In contrast to non-associative learning (habit memory), associative learning (conditioned association) form another category of nondeclarative implicit memory. A brief definition for associative learning is the process of acquisition, retention and expression of a response or behavior through association between two stimuli (for classical conditioning) or between a behavior and a stimulus which is the consequence of such behavior (for  operant conditioning). The two forms of associative learning are classical conditioning  and operant conditioning. Classical conditioning (or respondent conditioning) is the learning of an involuntary reflexive response to a neutral stimuli through association of this neutral stimuli or so called conditioned stimuli with its natural stimuli (also called unconditioned stimuli). Classical conditioning is the most basic and simplest form of associative learning first described by behavioral psychologist Pavlov. A simple example of classical conditioning is the eyeblink response. Eyeblink response to air puff (the unconditioned stimuli) occurs naturally and automatically, When the participant was presented each time before air puff with a tone sound (the conditioned stimuli), then human has the ability to acquire or learn to respond (the “learned blink” or “conditioned response”) to the tone sound in the absence of the unconditioned stimuli (the air puff) eventually.

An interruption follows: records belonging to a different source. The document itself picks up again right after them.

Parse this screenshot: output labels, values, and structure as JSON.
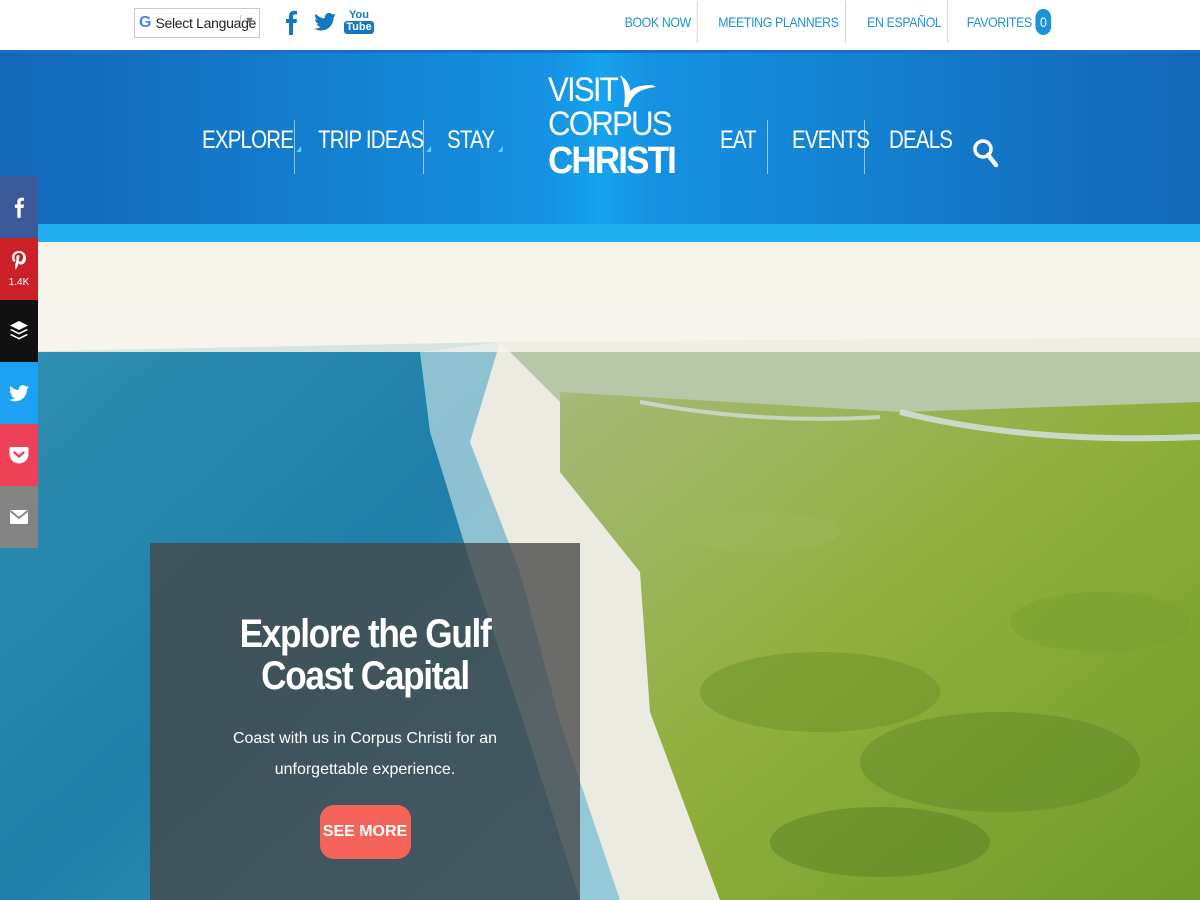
{
  "utility": {
    "language_label": "Select Language",
    "language_arrow": "▼",
    "google_letter": "G",
    "youtube_you": "You",
    "youtube_tube": "Tube",
    "links": {
      "book_now": "BOOK NOW",
      "meeting_planners": "MEETING PLANNERS",
      "en_espanol": "EN ESPAÑOL",
      "favorites": "FAVORITES"
    },
    "favorites_count": "0"
  },
  "nav": {
    "explore": "EXPLORE",
    "trip_ideas": "TRIP IDEAS",
    "stay": "STAY",
    "eat": "EAT",
    "events": "EVENTS",
    "deals": "DEALS"
  },
  "logo": {
    "line1": "VISIT",
    "line2": "CORPUS",
    "line3": "CHRISTI"
  },
  "hero": {
    "title": "Explore the Gulf Coast Capital",
    "text": "Coast with us in Corpus Christi for an unforgettable experience.",
    "button": "SEE MORE"
  },
  "share": {
    "pinterest_count": "1.4K"
  },
  "colors": {
    "accent": "#1a93d8",
    "header_blue": "#1366b8",
    "stripe": "#20aef0",
    "button": "#f4645a",
    "facebook": "#3b5998",
    "pinterest": "#cb2027",
    "buffer": "#111111",
    "twitter": "#1da1f2",
    "pocket": "#ee4056",
    "email": "#848484"
  }
}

Operant conditioning (or instrumental conditioning) is distinguished from classical conditioning  in that operant conditioning deals with the modification (increase or decrease) of “voluntary behavior” or operant behavior. The terminology was coined by behavioral psychologist B.F. Skinner. In the case of operant conditioning, the association of the learning occurs between the behavior itself and the consequence of such behavior. When the consequence of the behavior is associated with behavior, such behavior or the probability or frequency of the behavior is either increased or decreased. The increase of the behavior as a result of operant conditioning is called “reinforcement” while the decrease of the behavior is called “punishment”. Examples in experimental and real-world setting help to clarify the concept. One simple example of operant conditioning is in the classroom setting: each time a student raise hand to ask a question, he or she receives a praise from the teacher. Such association of “raise hand and ask question” with the consequence of “receiving praise” will reinforce or increase the frequency of student’s behavior of “raise hand and ask a question”. Under certain situations, in order to reduce or remove an undesired behavior, association can be made between the behavior and the “punishment”. For example, if the student will be told and punished with losing their good grades if they talk out of turn or interrupt in the class. This consequence of the behavior acts as the stimuli to a decrease potential disruptive behavior.

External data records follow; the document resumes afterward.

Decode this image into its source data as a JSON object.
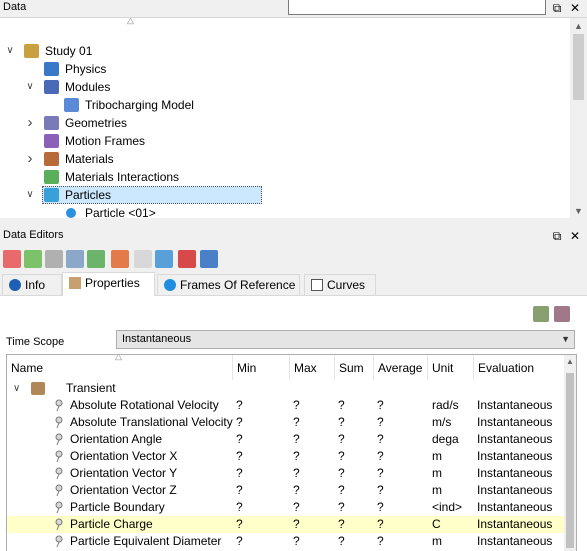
{
  "data_panel": {
    "title": "Data",
    "search_value": "",
    "tree": [
      {
        "label": "Study 01",
        "icon": "study-icon",
        "expander": "expanded"
      },
      {
        "label": "Physics",
        "icon": "physics-icon",
        "expander": "none"
      },
      {
        "label": "Modules",
        "icon": "modules-icon",
        "expander": "expanded"
      },
      {
        "label": "Tribocharging Model",
        "icon": "document-icon",
        "expander": "none"
      },
      {
        "label": "Geometries",
        "icon": "geometries-icon",
        "expander": "collapsed"
      },
      {
        "label": "Motion Frames",
        "icon": "motion-frames-icon",
        "expander": "none"
      },
      {
        "label": "Materials",
        "icon": "materials-icon",
        "expander": "collapsed"
      },
      {
        "label": "Materials Interactions",
        "icon": "materials-interactions-icon",
        "expander": "none"
      },
      {
        "label": "Particles",
        "icon": "particles-icon",
        "expander": "expanded",
        "selected": true
      },
      {
        "label": "Particle <01>",
        "icon": "particle-dot-icon",
        "expander": "none"
      }
    ]
  },
  "editors_panel": {
    "title": "Data Editors",
    "tabs": [
      {
        "label": "Info",
        "icon": "info-icon"
      },
      {
        "label": "Properties",
        "icon": "properties-icon",
        "active": true
      },
      {
        "label": "Frames Of Reference",
        "icon": "frames-icon"
      },
      {
        "label": "Curves",
        "icon": "curves-icon"
      }
    ],
    "time_scope_label": "Time Scope",
    "time_scope_value": "Instantaneous",
    "columns": [
      "Name",
      "Min",
      "Max",
      "Sum",
      "Average",
      "Unit",
      "Evaluation"
    ],
    "group": "Transient",
    "rows": [
      {
        "name": "Absolute Rotational Velocity",
        "min": "?",
        "max": "?",
        "sum": "?",
        "average": "?",
        "unit": "rad/s",
        "evaluation": "Instantaneous"
      },
      {
        "name": "Absolute Translational Velocity",
        "min": "?",
        "max": "?",
        "sum": "?",
        "average": "?",
        "unit": "m/s",
        "evaluation": "Instantaneous"
      },
      {
        "name": "Orientation Angle",
        "min": "?",
        "max": "?",
        "sum": "?",
        "average": "?",
        "unit": "dega",
        "evaluation": "Instantaneous"
      },
      {
        "name": "Orientation Vector X",
        "min": "?",
        "max": "?",
        "sum": "?",
        "average": "?",
        "unit": "m",
        "evaluation": "Instantaneous"
      },
      {
        "name": "Orientation Vector Y",
        "min": "?",
        "max": "?",
        "sum": "?",
        "average": "?",
        "unit": "m",
        "evaluation": "Instantaneous"
      },
      {
        "name": "Orientation Vector Z",
        "min": "?",
        "max": "?",
        "sum": "?",
        "average": "?",
        "unit": "m",
        "evaluation": "Instantaneous"
      },
      {
        "name": "Particle Boundary",
        "min": "?",
        "max": "?",
        "sum": "?",
        "average": "?",
        "unit": "<ind>",
        "evaluation": "Instantaneous"
      },
      {
        "name": "Particle Charge",
        "min": "?",
        "max": "?",
        "sum": "?",
        "average": "?",
        "unit": "C",
        "evaluation": "Instantaneous",
        "highlighted": true
      },
      {
        "name": "Particle Equivalent Diameter",
        "min": "?",
        "max": "?",
        "sum": "?",
        "average": "?",
        "unit": "m",
        "evaluation": "Instantaneous"
      }
    ]
  },
  "colors": {
    "selection": "#cce8ff",
    "highlight_row": "#ffffc9",
    "panel_bg": "#f0f0f0"
  }
}
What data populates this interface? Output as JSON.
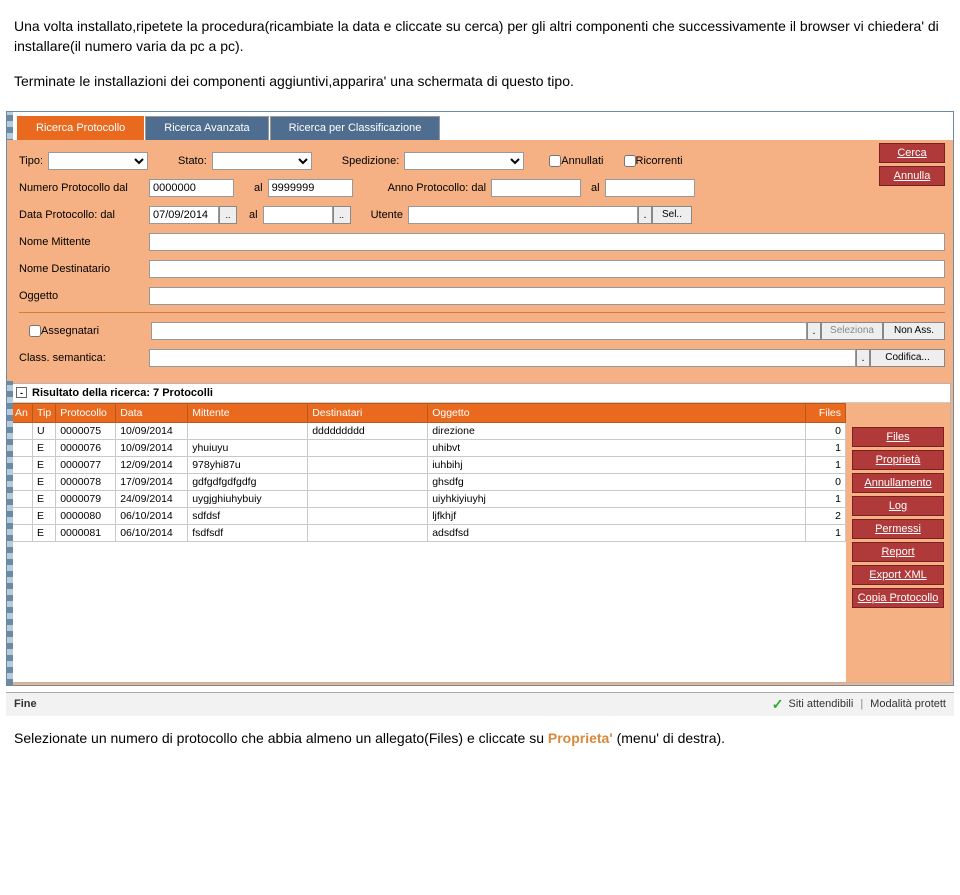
{
  "doc": {
    "p1": "Una volta installato,ripetete la procedura(ricambiate la data e cliccate su cerca) per gli altri componenti che successivamente il browser vi chiedera' di installare(il numero varia da pc a pc).",
    "p2": "Terminate le installazioni dei componenti aggiuntivi,apparira' una schermata di questo tipo.",
    "p3a": "Selezionate un numero di protocollo che abbia almeno un allegato(Files) e cliccate su ",
    "p3b": "Proprieta'",
    "p3c": "(menu' di destra)."
  },
  "tabs": {
    "t1": "Ricerca Protocollo",
    "t2": "Ricerca Avanzata",
    "t3": "Ricerca per Classificazione"
  },
  "rbuttons": {
    "cerca": "Cerca",
    "annulla": "Annulla"
  },
  "form": {
    "tipo": "Tipo:",
    "stato": "Stato:",
    "spedizione": "Spedizione:",
    "annullati": "Annullati",
    "ricorrenti": "Ricorrenti",
    "numprot": "Numero Protocollo dal",
    "numprot_v1": "0000000",
    "al": "al",
    "numprot_v2": "9999999",
    "annoprot": "Anno Protocollo: dal",
    "dataprot": "Data Protocollo: dal",
    "data_v1": "07/09/2014",
    "utente": "Utente",
    "sel": "Sel..",
    "mittente": "Nome Mittente",
    "destinatario": "Nome Destinatario",
    "oggetto": "Oggetto",
    "assegnatari": "Assegnatari",
    "seleziona": "Seleziona",
    "nonass": "Non Ass.",
    "classsem": "Class. semantica:",
    "codifica": "Codifica...",
    "dot": "."
  },
  "results": {
    "title": "Risultato della ricerca: 7 Protocolli",
    "minus": "-",
    "headers": {
      "an": "An",
      "tip": "Tip",
      "protocollo": "Protocollo",
      "data": "Data",
      "mittente": "Mittente",
      "destinatari": "Destinatari",
      "oggetto": "Oggetto",
      "files": "Files"
    },
    "rows": [
      {
        "an": "",
        "tip": "U",
        "protocollo": "0000075",
        "data": "10/09/2014",
        "mittente": "",
        "destinatari": "ddddddddd",
        "oggetto": "direzione",
        "files": "0"
      },
      {
        "an": "",
        "tip": "E",
        "protocollo": "0000076",
        "data": "10/09/2014",
        "mittente": "yhuiuyu",
        "destinatari": "",
        "oggetto": "uhibvt",
        "files": "1"
      },
      {
        "an": "",
        "tip": "E",
        "protocollo": "0000077",
        "data": "12/09/2014",
        "mittente": "978yhi87u",
        "destinatari": "",
        "oggetto": "iuhbihj",
        "files": "1"
      },
      {
        "an": "",
        "tip": "E",
        "protocollo": "0000078",
        "data": "17/09/2014",
        "mittente": "gdfgdfgdfgdfg",
        "destinatari": "",
        "oggetto": "ghsdfg",
        "files": "0"
      },
      {
        "an": "",
        "tip": "E",
        "protocollo": "0000079",
        "data": "24/09/2014",
        "mittente": "uygjghiuhybuiy",
        "destinatari": "",
        "oggetto": "uiyhkiyiuyhj",
        "files": "1"
      },
      {
        "an": "",
        "tip": "E",
        "protocollo": "0000080",
        "data": "06/10/2014",
        "mittente": "sdfdsf",
        "destinatari": "",
        "oggetto": "ljfkhjf",
        "files": "2"
      },
      {
        "an": "",
        "tip": "E",
        "protocollo": "0000081",
        "data": "06/10/2014",
        "mittente": "fsdfsdf",
        "destinatari": "",
        "oggetto": "adsdfsd",
        "files": "1"
      }
    ]
  },
  "sidebtns": {
    "files": "Files",
    "proprieta": "Proprietà",
    "annullamento": "Annullamento",
    "log": "Log",
    "permessi": "Permessi",
    "report": "Report",
    "exportxml": "Export XML",
    "copia": "Copia Protocollo"
  },
  "footer": {
    "fine": "Fine",
    "siti": "Siti attendibili",
    "modalita": "Modalità protett"
  }
}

The classical and operant conditioning are applicable to many areas of real life situations. Two major areas of application of classical and operant conditioning is in the skeletal musculature reflex responses and the emotional responses such as phobia (fear), anxieties. These two functional aspects of classical conditioning are medicated by the different areas of brain during the acquisition stage. Amygdala has the role in forming conditioned associative learning related to emotional responses. Cerebellum is required for acquiring classical conditioning of skeletal musculature reflex responses. Patients with cerebellar lesion failed to acquire new conditioned eyeblink response. Cerebellar circuits are not essential for the storage and expression of the acquired conditioned responses, however.